Question

1. △pqr has vertices p(0, -4),q(1, 3) and r(2, -5). find the vertices of p q r after a composition of transformations in the order they are listed.

translation: (x, y)→(x, y + 3)
translation: (x, y)→(x - 1, y - 1)
p(0,-4) p(__,) p(,__)
q(1,3) q(__,) q(,__)
r(2,-5) r(__,) r(,__)

Explanation:

Step1: Apply first translation to point P

For point P(0, - 4), using the translation $(x,y)\to(x,y + 3)$, we substitute $x = 0$ and $y=-4$. So $P'(0,-4 + 3)=P'(0,-1)$.

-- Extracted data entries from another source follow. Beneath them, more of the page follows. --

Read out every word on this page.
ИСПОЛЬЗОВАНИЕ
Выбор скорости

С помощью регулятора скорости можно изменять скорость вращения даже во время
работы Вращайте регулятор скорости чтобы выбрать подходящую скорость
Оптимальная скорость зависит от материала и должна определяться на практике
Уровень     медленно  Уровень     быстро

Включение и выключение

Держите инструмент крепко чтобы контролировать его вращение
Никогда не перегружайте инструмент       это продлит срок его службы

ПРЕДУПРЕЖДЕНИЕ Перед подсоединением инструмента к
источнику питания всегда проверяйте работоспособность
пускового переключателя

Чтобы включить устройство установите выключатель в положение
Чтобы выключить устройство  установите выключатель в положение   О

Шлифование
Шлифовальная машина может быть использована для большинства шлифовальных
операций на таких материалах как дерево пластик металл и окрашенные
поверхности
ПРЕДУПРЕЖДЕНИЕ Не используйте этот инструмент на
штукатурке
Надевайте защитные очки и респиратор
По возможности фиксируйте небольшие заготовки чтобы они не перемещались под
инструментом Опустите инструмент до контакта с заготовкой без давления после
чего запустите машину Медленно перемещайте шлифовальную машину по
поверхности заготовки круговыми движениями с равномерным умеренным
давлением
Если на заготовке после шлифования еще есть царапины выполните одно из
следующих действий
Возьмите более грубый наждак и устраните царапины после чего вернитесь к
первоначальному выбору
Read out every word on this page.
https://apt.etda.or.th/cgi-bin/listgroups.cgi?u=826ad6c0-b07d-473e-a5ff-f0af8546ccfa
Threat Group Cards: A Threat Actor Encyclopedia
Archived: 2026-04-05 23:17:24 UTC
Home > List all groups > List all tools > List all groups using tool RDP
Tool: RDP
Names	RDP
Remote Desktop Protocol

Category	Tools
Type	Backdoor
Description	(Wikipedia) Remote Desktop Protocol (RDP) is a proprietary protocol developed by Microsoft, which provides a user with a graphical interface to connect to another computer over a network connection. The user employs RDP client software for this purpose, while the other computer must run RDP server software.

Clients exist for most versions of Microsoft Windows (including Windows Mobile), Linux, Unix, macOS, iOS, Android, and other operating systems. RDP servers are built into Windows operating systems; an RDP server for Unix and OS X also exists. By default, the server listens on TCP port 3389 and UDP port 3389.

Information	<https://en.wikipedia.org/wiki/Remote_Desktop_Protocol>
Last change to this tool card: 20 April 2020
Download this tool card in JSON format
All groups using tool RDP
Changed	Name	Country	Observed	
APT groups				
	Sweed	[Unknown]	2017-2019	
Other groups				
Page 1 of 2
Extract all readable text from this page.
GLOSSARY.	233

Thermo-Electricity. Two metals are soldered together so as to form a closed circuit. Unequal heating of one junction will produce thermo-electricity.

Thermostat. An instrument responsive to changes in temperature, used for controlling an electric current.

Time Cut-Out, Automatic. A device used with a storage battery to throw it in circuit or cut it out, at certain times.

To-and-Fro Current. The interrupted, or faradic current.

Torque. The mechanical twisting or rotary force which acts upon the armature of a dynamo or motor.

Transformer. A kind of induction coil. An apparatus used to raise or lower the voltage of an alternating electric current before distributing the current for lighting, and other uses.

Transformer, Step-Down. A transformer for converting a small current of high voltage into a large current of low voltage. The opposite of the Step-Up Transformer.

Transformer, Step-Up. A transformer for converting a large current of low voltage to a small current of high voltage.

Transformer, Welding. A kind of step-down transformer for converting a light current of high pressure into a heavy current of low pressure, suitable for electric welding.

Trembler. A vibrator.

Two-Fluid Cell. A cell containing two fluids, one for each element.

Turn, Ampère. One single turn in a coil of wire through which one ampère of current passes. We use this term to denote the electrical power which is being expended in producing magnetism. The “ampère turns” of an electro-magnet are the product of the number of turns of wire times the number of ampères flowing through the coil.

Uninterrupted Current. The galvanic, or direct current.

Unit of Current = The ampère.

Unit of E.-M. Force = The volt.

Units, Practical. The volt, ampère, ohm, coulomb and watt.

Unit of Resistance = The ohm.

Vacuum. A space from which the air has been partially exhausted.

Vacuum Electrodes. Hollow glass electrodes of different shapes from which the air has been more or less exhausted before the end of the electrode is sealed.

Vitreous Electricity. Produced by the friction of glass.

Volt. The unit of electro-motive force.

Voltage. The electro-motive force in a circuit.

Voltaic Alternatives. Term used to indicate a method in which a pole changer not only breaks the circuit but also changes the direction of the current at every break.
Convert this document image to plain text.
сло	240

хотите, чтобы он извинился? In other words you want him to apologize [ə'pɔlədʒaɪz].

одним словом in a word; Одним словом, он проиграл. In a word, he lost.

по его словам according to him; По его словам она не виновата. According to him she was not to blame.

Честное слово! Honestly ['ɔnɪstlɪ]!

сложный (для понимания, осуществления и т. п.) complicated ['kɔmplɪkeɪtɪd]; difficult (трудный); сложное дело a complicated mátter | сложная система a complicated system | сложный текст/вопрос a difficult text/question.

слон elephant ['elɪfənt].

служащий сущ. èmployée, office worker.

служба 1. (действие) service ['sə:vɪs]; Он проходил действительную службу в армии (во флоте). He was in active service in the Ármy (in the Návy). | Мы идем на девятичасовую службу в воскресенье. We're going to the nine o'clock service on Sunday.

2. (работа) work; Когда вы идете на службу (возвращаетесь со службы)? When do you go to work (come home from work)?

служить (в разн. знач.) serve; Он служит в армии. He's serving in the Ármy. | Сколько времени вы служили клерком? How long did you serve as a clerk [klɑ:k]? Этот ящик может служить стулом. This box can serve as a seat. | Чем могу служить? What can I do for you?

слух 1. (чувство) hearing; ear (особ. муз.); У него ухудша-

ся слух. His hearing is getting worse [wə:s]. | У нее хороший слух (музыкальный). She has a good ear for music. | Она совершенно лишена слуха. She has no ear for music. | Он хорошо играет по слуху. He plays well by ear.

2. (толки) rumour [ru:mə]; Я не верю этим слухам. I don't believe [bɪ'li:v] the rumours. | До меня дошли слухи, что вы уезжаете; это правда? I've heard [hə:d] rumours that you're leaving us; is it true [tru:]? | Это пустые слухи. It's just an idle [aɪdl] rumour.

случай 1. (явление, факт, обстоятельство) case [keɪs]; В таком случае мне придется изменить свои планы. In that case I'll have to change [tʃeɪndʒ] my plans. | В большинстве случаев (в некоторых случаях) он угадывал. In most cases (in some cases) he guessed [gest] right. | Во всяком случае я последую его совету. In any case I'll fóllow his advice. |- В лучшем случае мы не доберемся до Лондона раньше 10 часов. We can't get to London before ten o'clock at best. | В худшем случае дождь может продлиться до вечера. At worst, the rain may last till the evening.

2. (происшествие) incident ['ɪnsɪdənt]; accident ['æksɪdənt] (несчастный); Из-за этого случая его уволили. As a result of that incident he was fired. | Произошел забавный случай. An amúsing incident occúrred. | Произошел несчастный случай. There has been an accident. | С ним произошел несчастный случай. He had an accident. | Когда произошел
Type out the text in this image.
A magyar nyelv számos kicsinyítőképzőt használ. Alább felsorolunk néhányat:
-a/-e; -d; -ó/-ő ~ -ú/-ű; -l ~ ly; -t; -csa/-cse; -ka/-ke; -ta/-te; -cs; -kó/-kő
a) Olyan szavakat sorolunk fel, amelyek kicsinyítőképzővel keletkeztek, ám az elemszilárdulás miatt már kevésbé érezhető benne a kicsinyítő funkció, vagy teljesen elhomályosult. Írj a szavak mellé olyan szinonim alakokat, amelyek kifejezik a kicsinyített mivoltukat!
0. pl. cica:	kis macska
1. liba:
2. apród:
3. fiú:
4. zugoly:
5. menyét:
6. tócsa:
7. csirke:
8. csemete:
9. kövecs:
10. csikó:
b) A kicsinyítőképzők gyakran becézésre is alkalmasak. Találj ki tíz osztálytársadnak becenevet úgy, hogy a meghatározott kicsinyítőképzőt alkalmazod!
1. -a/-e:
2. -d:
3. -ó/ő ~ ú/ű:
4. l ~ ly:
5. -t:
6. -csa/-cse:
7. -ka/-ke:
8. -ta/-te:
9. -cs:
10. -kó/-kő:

Step2: Apply second translation to P'

Using the translation $(x,y)\to(x - 1,y - 1)$ on $P'(0,-1)$, we substitute $x = 0$ and $y=-1$. Then $P''(0-1,-1 - 1)=P''(-1,-2)$.

Step3: Apply first translation to point Q

For point Q(1,3), using the translation $(x,y)\to(x,y + 3)$, we substitute $x = 1$ and $y = 3$. So $Q'(1,3 + 3)=Q'(1,6)$.

Step4: Apply second translation to Q'

Using the translation $(x,y)\to(x - 1,y - 1)$ on $Q'(1,6)$, we substitute $x = 1$ and $y = 6$. Then $Q''(1-1,6 - 1)=Q''(0,5)$.

Step5: Apply first translation to point R

For point R(2,-5), using the translation $(x,y)\to(x,y + 3)$, we substitute $x = 2$ and $y=-5$. So $R'(2,-5 + 3)=R'(2,-2)$.

Step6: Apply second translation to R'

Using the translation $(x,y)\to(x - 1,y - 1)$ on $R'(2,-2)$, we substitute $x = 2$ and $y=-2$. Then $R''(2-1,-2 - 1)=R''(1,-3)$.

Answer:

P'(0,-1) P''(-1,-2)
Q'(1,6) Q''(0,5)
R'(2,-2) R''(1,-3)